How I developed my tooth whitening business plan

How I developed my tooth whitening business plan

Dental hygienist Melica Bastani discusses the benefits of using hygienists and therapists to carry out tooth whitening.

I am sure that many of my dental hygienist peers have thought about offering tooth whitening but been afraid to take that first step. Despite the fact I am very ambitious and forward thinking, I was admittedly nervous about approaching my practice about offering whitening.

A couple of years down the line, after meeting numerous obstacles and at times feeling immensely frustrated, I am now living the dream and my practice and patients are reaping the benefits.

It all started after I attended a whitening course delivered by Megan Fairhall in 2020. Megan was incredibly knowledgeable and experienced, gave lots of practical tips and was generous with her time and ongoing support, even months after the event.

Her enthusiasm and guidance triggered my desire to write a business plan to encourage my practice to start tooth whitening. Initially I used a Word document which was simple enough to jot down ideas and I undertook a quick inventory, listing what I knew, and what I needed to know to be able to make the plan a viable venture.

Proactively promote

I looked at the area where I worked; went onto practice websites, called a few of them and asked how much they were charging for whitening and what system they were using.  I also knew what the costs of buying Philips’ Zoom in-chair whitening and Zoom Daywhite and Nitewhite home treatment kits would be.

From this I was able to develop my treatment price point. That helped me project revenues based on one whitening case a week, one a fortnight, or one a month.

I was proposing creating a campaign to proactively promote the whitening service, and explained in my business plan how I wanted to put up posters in the waiting room to increase awareness and also work more closely with the practice team to maximise the exposure of our offering.

I also suggested a social media campaign and in house activities which would drive Zoom treatments post pandemic.

The greatest part of the promotion would be me however, and there was no cost associated with that.  We often underestimate how much of an asset we are.

Hygienists spend so much time with patients compared with dentists and the whitening conversation can come very easily and organically as part of the discussion.

Supporting figures

As my practice dentist was doing all the whitening at the time, transferring that responsibility onto me had to make financial sense for them, and this is why the business plan was there to support my proposition. Then I had to find my moment.

How often have you wanted to speak with your dentist on an important matter and be told that they could only spare a few minutes because of their hectic schedule?

I have to say that even with my ‘persuasive’ personality, I felt reassured that the plan was a good backup in case of brain fog or hesitancy. The business plan also gave the practice owner the chance to read my plan at their convenience after the discussion, and provide them with the supporting figures to review. I proposed that a 50/50 split of the lab costs and profits made business sense and this too was incorporated into the plan.
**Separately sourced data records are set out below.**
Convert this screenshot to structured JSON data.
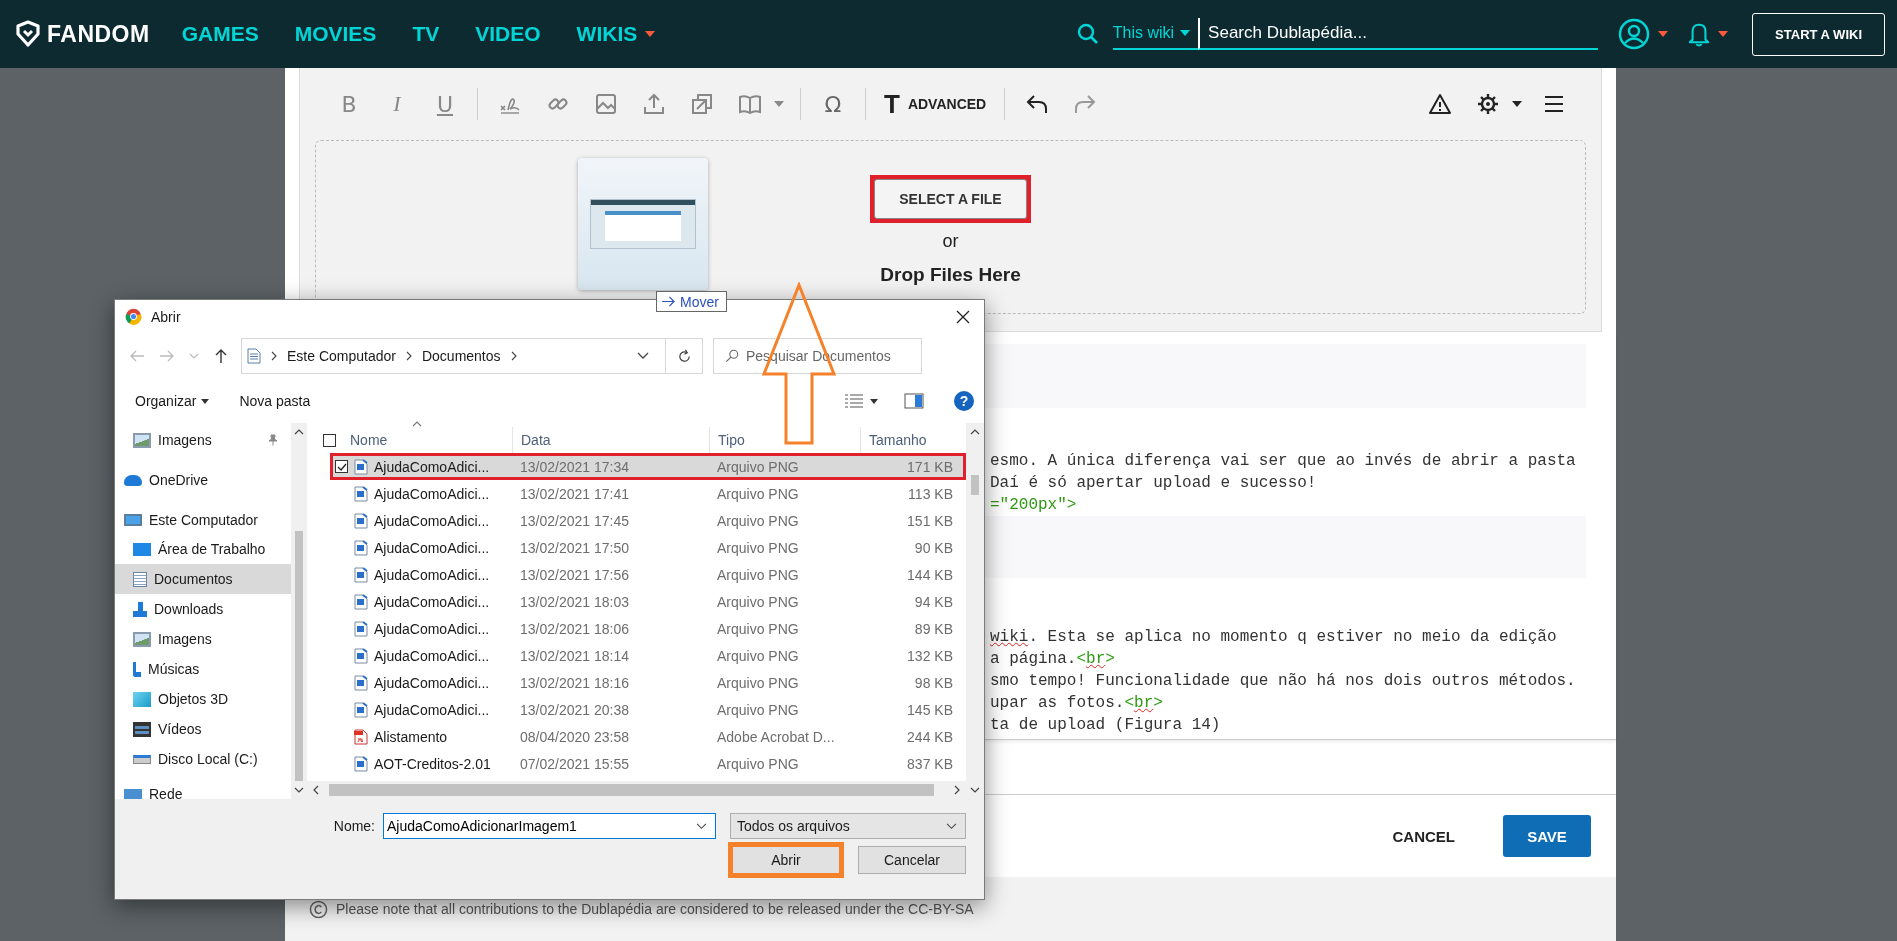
{
  "nav": {
    "logo": "FANDOM",
    "links": [
      {
        "label": "GAMES",
        "dropdown": false
      },
      {
        "label": "MOVIES",
        "dropdown": false
      },
      {
        "label": "TV",
        "dropdown": false
      },
      {
        "label": "VIDEO",
        "dropdown": false
      },
      {
        "label": "WIKIS",
        "dropdown": true
      }
    ],
    "search_scope": "This wiki",
    "search_placeholder": "Search Dublapédia...",
    "start_button": "START A WIKI"
  },
  "toolbar": {
    "format": [
      {
        "label": "B",
        "kind": "bold"
      },
      {
        "label": "I",
        "kind": "italic"
      },
      {
        "label": "U",
        "kind": "underline"
      }
    ],
    "special": "Ω",
    "advanced_icon": "T",
    "advanced": "ADVANCED"
  },
  "upload": {
    "button": "SELECT A FILE",
    "highlighted": true,
    "or": "or",
    "drop": "Drop Files Here",
    "drag_tooltip": "Mover"
  },
  "editor": {
    "groups": [
      [
        {
          "segments": [
            {
              "text": "esmo. A única diferença vai ser que ao invés de abrir a pasta",
              "kind": "plain"
            }
          ]
        },
        {
          "segments": [
            {
              "text": "Daí é só apertar upload e sucesso!",
              "kind": "plain"
            }
          ]
        },
        {
          "segments": [
            {
              "text": "=\"200px\">",
              "kind": "tag"
            }
          ]
        }
      ],
      [
        {
          "segments": [
            {
              "text": "wiki",
              "kind": "misspelled"
            },
            {
              "text": ". Esta se aplica no momento q estiver no meio da edição",
              "kind": "plain"
            }
          ]
        },
        {
          "segments": [
            {
              "text": "a página.",
              "kind": "plain"
            },
            {
              "text": "<",
              "kind": "tag"
            },
            {
              "text": "br",
              "kind": "tag-misspelled"
            },
            {
              "text": ">",
              "kind": "tag"
            }
          ]
        },
        {
          "segments": [
            {
              "text": "smo tempo! Funcionalidade que não há nos dois outros métodos.",
              "kind": "plain"
            }
          ]
        },
        {
          "segments": [
            {
              "text": "upar as fotos.",
              "kind": "plain"
            },
            {
              "text": "<",
              "kind": "tag"
            },
            {
              "text": "br",
              "kind": "tag-misspelled"
            },
            {
              "text": ">",
              "kind": "tag"
            }
          ]
        },
        {
          "segments": [
            {
              "text": "ta de upload (Figura 14)",
              "kind": "plain"
            }
          ]
        }
      ]
    ]
  },
  "actions": {
    "cancel": "CANCEL",
    "save": "SAVE"
  },
  "legal": "Please note that all contributions to the Dublapédia are considered to be released under the CC-BY-SA",
  "dialog": {
    "title": "Abrir",
    "breadcrumb": [
      "Este Computador",
      "Documentos"
    ],
    "search_placeholder": "Pesquisar Documentos",
    "commands": [
      {
        "label": "Organizar",
        "dropdown": true
      },
      {
        "label": "Nova pasta",
        "dropdown": false
      }
    ],
    "help": "?",
    "nav_pane": [
      {
        "label": "Imagens",
        "kind": "pictures",
        "pinned": true,
        "selected": false
      },
      {
        "label": "OneDrive",
        "kind": "cloud",
        "pinned": false,
        "selected": false
      },
      {
        "label": "Este Computador",
        "kind": "computer",
        "pinned": false,
        "selected": false,
        "children": [
          {
            "label": "Área de Trabalho",
            "kind": "desktop",
            "selected": false
          },
          {
            "label": "Documentos",
            "kind": "documents",
            "selected": true
          },
          {
            "label": "Downloads",
            "kind": "downloads",
            "selected": false
          },
          {
            "label": "Imagens",
            "kind": "pictures",
            "selected": false
          },
          {
            "label": "Músicas",
            "kind": "music",
            "selected": false
          },
          {
            "label": "Objetos 3D",
            "kind": "objects3d",
            "selected": false
          },
          {
            "label": "Vídeos",
            "kind": "videos",
            "selected": false
          },
          {
            "label": "Disco Local (C:)",
            "kind": "disk",
            "selected": false
          }
        ]
      },
      {
        "label": "Rede",
        "kind": "network",
        "pinned": false,
        "selected": false
      }
    ],
    "columns": [
      "Nome",
      "Data",
      "Tipo",
      "Tamanho"
    ],
    "select_all_checked": false,
    "files": [
      {
        "name": "AjudaComoAdici...",
        "date": "13/02/2021 17:34",
        "type": "Arquivo PNG",
        "size": "171 KB",
        "kind": "png",
        "selected": true
      },
      {
        "name": "AjudaComoAdici...",
        "date": "13/02/2021 17:41",
        "type": "Arquivo PNG",
        "size": "113 KB",
        "kind": "png",
        "selected": false
      },
      {
        "name": "AjudaComoAdici...",
        "date": "13/02/2021 17:45",
        "type": "Arquivo PNG",
        "size": "151 KB",
        "kind": "png",
        "selected": false
      },
      {
        "name": "AjudaComoAdici...",
        "date": "13/02/2021 17:50",
        "type": "Arquivo PNG",
        "size": "90 KB",
        "kind": "png",
        "selected": false
      },
      {
        "name": "AjudaComoAdici...",
        "date": "13/02/2021 17:56",
        "type": "Arquivo PNG",
        "size": "144 KB",
        "kind": "png",
        "selected": false
      },
      {
        "name": "AjudaComoAdici...",
        "date": "13/02/2021 18:03",
        "type": "Arquivo PNG",
        "size": "94 KB",
        "kind": "png",
        "selected": false
      },
      {
        "name": "AjudaComoAdici...",
        "date": "13/02/2021 18:06",
        "type": "Arquivo PNG",
        "size": "89 KB",
        "kind": "png",
        "selected": false
      },
      {
        "name": "AjudaComoAdici...",
        "date": "13/02/2021 18:14",
        "type": "Arquivo PNG",
        "size": "132 KB",
        "kind": "png",
        "selected": false
      },
      {
        "name": "AjudaComoAdici...",
        "date": "13/02/2021 18:16",
        "type": "Arquivo PNG",
        "size": "98 KB",
        "kind": "png",
        "selected": false
      },
      {
        "name": "AjudaComoAdici...",
        "date": "13/02/2021 20:38",
        "type": "Arquivo PNG",
        "size": "145 KB",
        "kind": "png",
        "selected": false
      },
      {
        "name": "Alistamento",
        "date": "08/04/2020 23:58",
        "type": "Adobe Acrobat D...",
        "size": "244 KB",
        "kind": "pdf",
        "selected": false
      },
      {
        "name": "AOT-Creditos-2.01",
        "date": "07/02/2021 15:55",
        "type": "Arquivo PNG",
        "size": "837 KB",
        "kind": "png",
        "selected": false
      }
    ],
    "filename_label": "Nome:",
    "filename": "AjudaComoAdicionarImagem1",
    "filter": "Todos os arquivos",
    "buttons": [
      {
        "label": "Abrir",
        "highlighted": true
      },
      {
        "label": "Cancelar",
        "highlighted": false
      }
    ]
  }
}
Despite my efforts, the practice I was working at did not embrace my plan. They had an older demographic and was very conservative – a bit old school – so did not really appeal to a younger market.

Some practice owners can also view their tooth whitening earnings as comfortable and precious, which they see as lost if transferred to the hygienist. It is in fact a short-sighted view as the transfer of responsibility should mean an increase in revenues for the practice, and not just for the hygienist.

It frees up the dentists to undertake restorative cases which drive even greater revenues.

Higher revenue

A business plan should show how your involvement as a hygienist, can allow dentists to focus on other private treatments which generate higher revenues. You can demonstrate that they actually stand to lose potential income when a dentist performs whitening treatments. It makes less financial sense than if the hygienist undertakes it.

Later that year, I went for an interview with a new practice and explained how confident I was in taking on tooth whitening responsibility for them. The new practice team were very supportive of my ambition and career growth, and that is how I started offering whitening treatments.

I understand that some of my peers might question whether they have enough confidence to offer whitening, let alone approach their practice owner to take up the responsibility.

Happy to help

I would advise that holding a whitening open day could be a good way of testing the water – a hygienist/therapist could put together an invitation list for it and perform all the whitening, which would show the practice owner their commitment to whitening. Philips are more than happy to help support a whitening open day.

Had it not been for Megan Fairhall who gave me my initial skills, and could answer my questions after the course, I may not have had the conviction to persevere.

So ideally, hygienists or therapists wanting to take the plunge should have someone like Megan in their corner, and of course a whitening brand they can trust – this combination will give them confidence in their professional skills and treatment outcomes.